Building in Devon, England

Bishop's Court is a large 21000 sqft English country house and former Bishop's palace in Sowton, Devon, near Exeter. It was built in the 13th century and is Grade I listed. It was a palace of the medieval bishops of Exeter from the 13th century to the 16th century.

== Architecture ==
The building is described by Pevsner as 'intensely Gothic' in style and is largely built of Heavitree stone.

The house unwent rebuilding works in 1803, having been purchased by Admiral Lord Graves. It then underwent further remodelling in 1860–4 by William White for the Garratt family, having come into the ownership of John Garratt, former Lord Mayor of London.

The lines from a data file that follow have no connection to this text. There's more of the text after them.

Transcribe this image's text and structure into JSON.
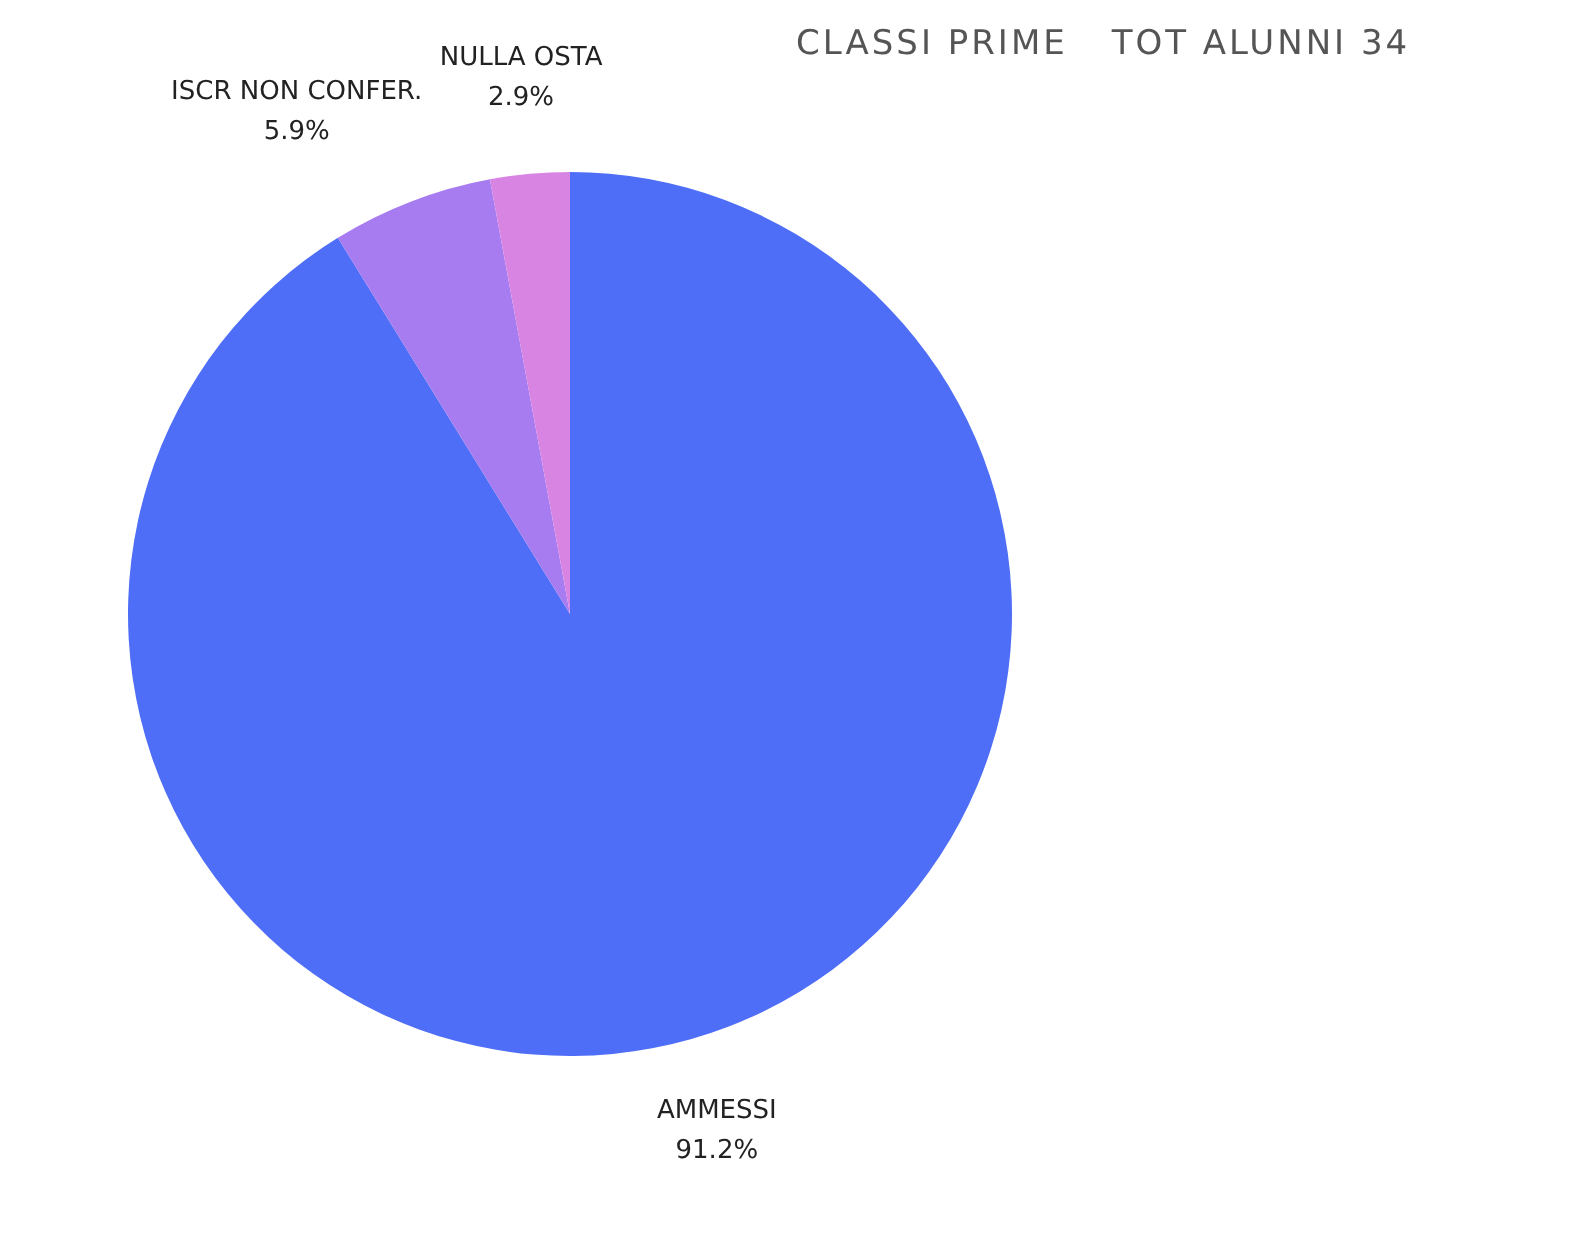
{
  "chart_data": {
    "type": "pie",
    "title": "CLASSI PRIME",
    "subtitle": "TOT ALUNNI 34",
    "categories": [
      "AMMESSI",
      "ISCR NON CONFER.",
      "NULLA OSTA"
    ],
    "values": [
      91.2,
      5.9,
      2.9
    ],
    "colors": [
      "#4f6ef7",
      "#a77cf0",
      "#d884e2"
    ],
    "value_labels": [
      "91.2%",
      "5.9%",
      "2.9%"
    ],
    "legend": false
  }
}
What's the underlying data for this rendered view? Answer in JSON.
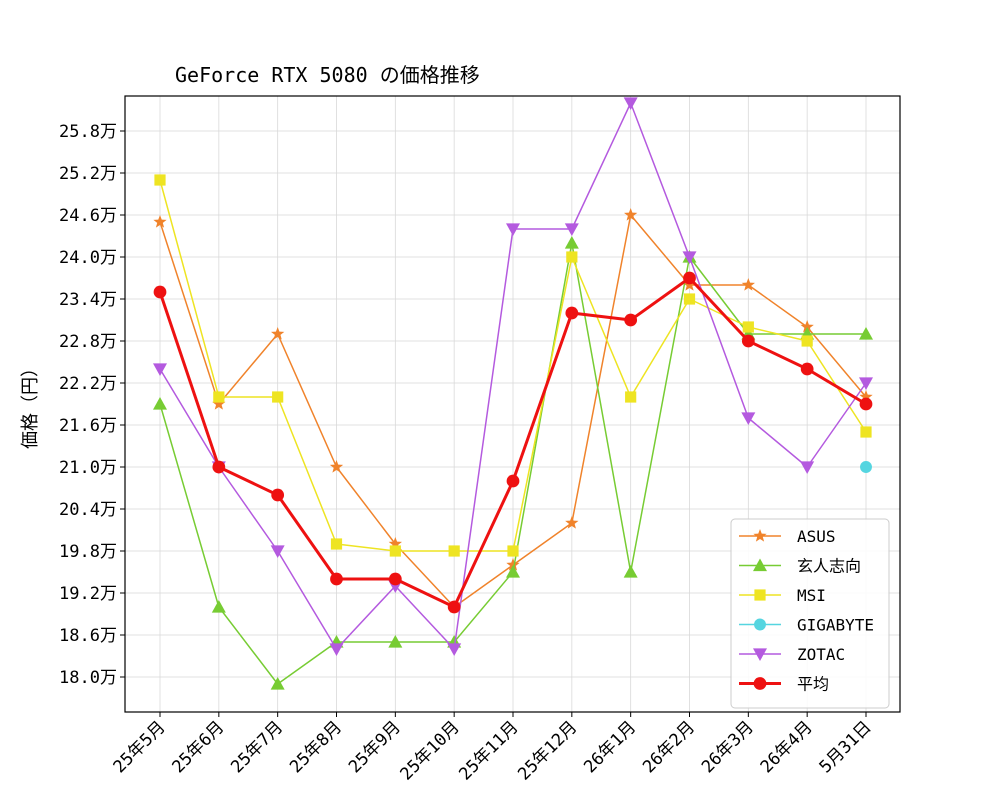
{
  "chart_data": {
    "type": "line",
    "title": "GeForce RTX 5080 の価格推移",
    "xlabel": "",
    "ylabel": "価格（円）",
    "categories": [
      "25年5月",
      "25年6月",
      "25年7月",
      "25年8月",
      "25年9月",
      "25年10月",
      "25年11月",
      "25年12月",
      "26年1月",
      "26年2月",
      "26年3月",
      "26年4月",
      "5月31日"
    ],
    "yticks": [
      18.0,
      18.6,
      19.2,
      19.8,
      20.4,
      21.0,
      21.6,
      22.2,
      22.8,
      23.4,
      24.0,
      24.6,
      25.2,
      25.8
    ],
    "ytick_labels": [
      "18.0万",
      "18.6万",
      "19.2万",
      "19.8万",
      "20.4万",
      "21.0万",
      "21.6万",
      "22.2万",
      "22.8万",
      "23.4万",
      "24.0万",
      "24.6万",
      "25.2万",
      "25.8万"
    ],
    "ylim": [
      17.5,
      26.3
    ],
    "grid": true,
    "legend_position": "lower-right",
    "series": [
      {
        "name": "ASUS",
        "color": "#f0832b",
        "marker": "star",
        "values": [
          24.5,
          21.9,
          22.9,
          21.0,
          19.9,
          19.0,
          19.6,
          20.2,
          24.6,
          23.6,
          23.6,
          23.0,
          22.0
        ]
      },
      {
        "name": "玄人志向",
        "color": "#77cc33",
        "marker": "triangle-up",
        "values": [
          21.9,
          19.0,
          17.9,
          18.5,
          18.5,
          18.5,
          19.5,
          24.2,
          19.5,
          24.0,
          22.9,
          22.9,
          22.9
        ]
      },
      {
        "name": "MSI",
        "color": "#eee422",
        "marker": "square",
        "values": [
          25.1,
          22.0,
          22.0,
          19.9,
          19.8,
          19.8,
          19.8,
          24.0,
          22.0,
          23.4,
          23.0,
          22.8,
          21.5
        ]
      },
      {
        "name": "GIGABYTE",
        "color": "#55d5e0",
        "marker": "circle",
        "values": [
          null,
          null,
          null,
          null,
          null,
          null,
          null,
          null,
          null,
          null,
          null,
          null,
          21.0
        ]
      },
      {
        "name": "ZOTAC",
        "color": "#b45adf",
        "marker": "triangle-down",
        "values": [
          22.4,
          21.0,
          19.8,
          18.4,
          19.3,
          18.4,
          24.4,
          24.4,
          26.2,
          24.0,
          21.7,
          21.0,
          22.2
        ]
      },
      {
        "name": "平均",
        "color": "#ee1111",
        "marker": "circle",
        "bold": true,
        "values": [
          23.5,
          21.0,
          20.6,
          19.4,
          19.4,
          19.0,
          20.8,
          23.2,
          23.1,
          23.7,
          22.8,
          22.4,
          21.9
        ]
      }
    ]
  }
}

The chapel contains a triptych by Nathaniel Westlake.

The former stables were built in the early 16th century, also of Heavitree stone, and are Grade I listed.

The former tithe barn is thought to have been built in the early 14th century and is also Grade I listed.

== History ==
Bishop's Court was acquired by the bishops of Exeter in 1265 and used by them until 1546.

In 1549, Bishop John Vesey was induced to grant the Manor of Bishop's Clyst, along with the palace, to John Russell, 1st Earl of Bedford.

Sir Thomas Fairfax used Bishop's Court as a garrison during the blockade of Exeter in 1645.

By the 1950s, Bishop's Court was being used as a company headquarters.